Both the Trade Disputes Act and the Charter authorize collective bargaining between unions and employers. Wages and conditions of employment are established by negotiations between unions and management. In 1994, government wage policy guidelines which limited salary increments were relaxed as was the employers' authority to declare workers redundant. Collective bargaining agreements must be registered with the Industrial Court. The Export Promotion Zone Authority has determined that local labor laws, including the right to organize and bargain collectively, will apply in EPZs. In practice, exemptions and conditions have been granted within the Zones, giving rise to public criticism in 1994.

c. Prohibition of Forced or Compulsory Labor.-The Constitution proscribes slavery, servitude, and forced labor. Under the Chiefs' Authority provisions, people may be required to perform community service in an emergency but there are no known recent instances of this practice. People so employed must be paid the prevailing wage. The International Labor Organization's (ILO) committee of experts has found this provision of Kenyan law in contravention of ILO conventions 29 and 105 on forced labor.

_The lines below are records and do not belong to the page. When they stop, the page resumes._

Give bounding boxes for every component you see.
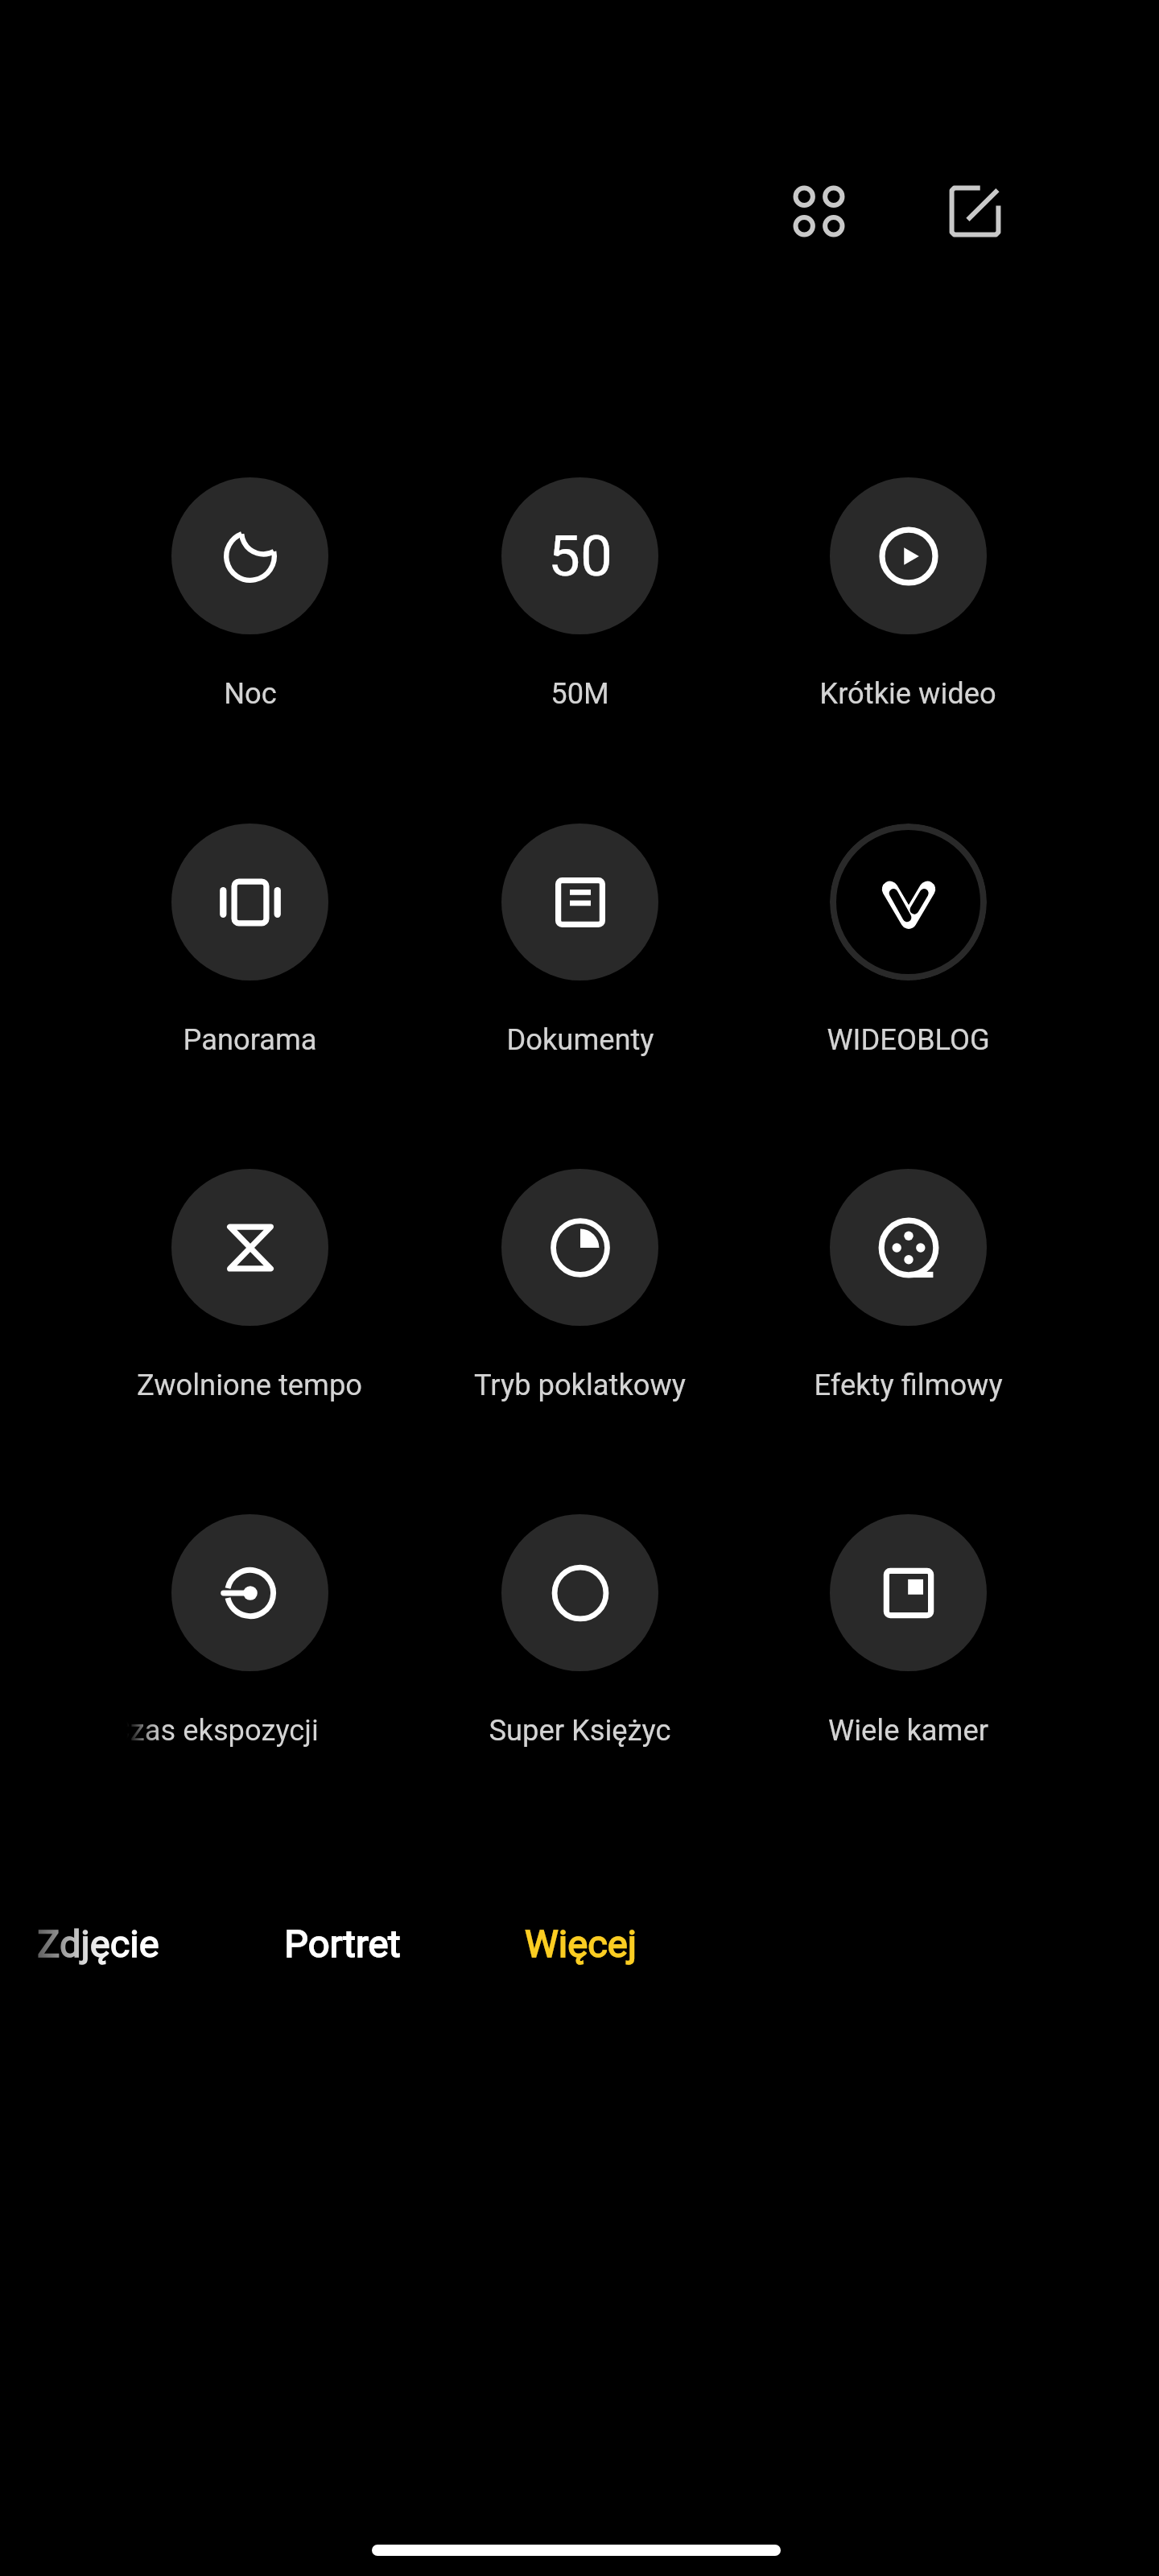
staticText: 50M	[551, 676, 609, 711]
button[interactable]: Wiele kamer	[747, 1514, 1069, 1764]
button[interactable]: Krótkie wideo	[747, 477, 1069, 727]
staticText: Portret	[284, 1922, 401, 1966]
button[interactable]: WIDEOBLOG	[747, 824, 1069, 1073]
button[interactable]: Zdjęcie	[0, 1895, 219, 1992]
staticText: Więcej	[525, 1922, 637, 1966]
staticText: Czas ekspozycji	[111, 1713, 319, 1748]
staticText: Dokumenty	[506, 1022, 654, 1057]
staticText: 50	[548, 522, 612, 589]
staticText: Super Księżyc	[489, 1713, 671, 1748]
staticText: WIDEOBLOG	[827, 1022, 990, 1057]
button[interactable]: Switch layout	[773, 166, 864, 256]
button[interactable]: Panorama	[89, 824, 410, 1073]
button[interactable]: Efekty filmowy	[747, 1169, 1069, 1418]
staticText: Tryb poklatkowy	[474, 1368, 686, 1402]
button[interactable]: Tryb poklatkowy	[419, 1169, 740, 1418]
staticText: Noc	[224, 676, 277, 711]
button[interactable]: Portret	[221, 1895, 463, 1992]
button[interactable]: Czas ekspozycji	[89, 1514, 410, 1764]
staticText: Wiele kamer	[828, 1713, 988, 1748]
staticText: Efekty filmowy	[814, 1368, 1003, 1402]
button[interactable]: Edit modes	[930, 166, 1020, 256]
button[interactable]: Dokumenty	[419, 824, 740, 1073]
button[interactable]: Zwolnione tempo	[89, 1169, 410, 1418]
button[interactable]: Noc	[89, 477, 410, 727]
staticText: Zdjęcie	[37, 1922, 159, 1966]
button[interactable]: 50	[419, 477, 740, 727]
button[interactable]: Super Księżyc	[419, 1514, 740, 1764]
staticText: Krótkie wideo	[819, 676, 996, 711]
button[interactable]: Więcej	[460, 1895, 701, 1992]
staticText: Panorama	[183, 1022, 317, 1057]
staticText: Zwolnione tempo	[137, 1368, 362, 1402]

d. Minimum Age for Employment of Children.-The Employment Act of 1976 proscribes the employment of children under the age of 16 in any industrial undertaking. The law does not apply to the agricultural sector, where about 70 percent of the labor force is employed, or to children serving as apprentices under the terms of the Industrial Training Act. Ministry of Labor officers are authorized to enforce the minimum age statute. Given the high levels of adult unemployment and underemployment, the employment of children in the formal wage sector is not a significant problem.

e. Acceptable Conditions of Employment.-In 1994, minimum unskilled worker salaries averaged less than thirty dollars per month. The normal work week, by law, is limited to 52 hours, except for nighttime employees (60 hours) and agricultural workers (excluded). Non-agricultural employees receive a minimum of one rest day in a week, one month's annual leave, and sick leave. By law, total hours worked (i.e., regular time plus overtime), in any two-week period for night workers cannot exceed 144 hours; the limit is 120 hours for other workers. The Ministry of Labor is tasked with enforcing these regulations, but reported violations are few. The Factories Act of 1951 which sets forth detailed health and safety standards, was amended in 1990 to encompass the agriculture, service and government sectors. Inspection of work sites continued to improve, although "whistle blowers" are not protected. Kenya's worker compensation regulations do not yet comply with the provisions of ILO Convention No. 17.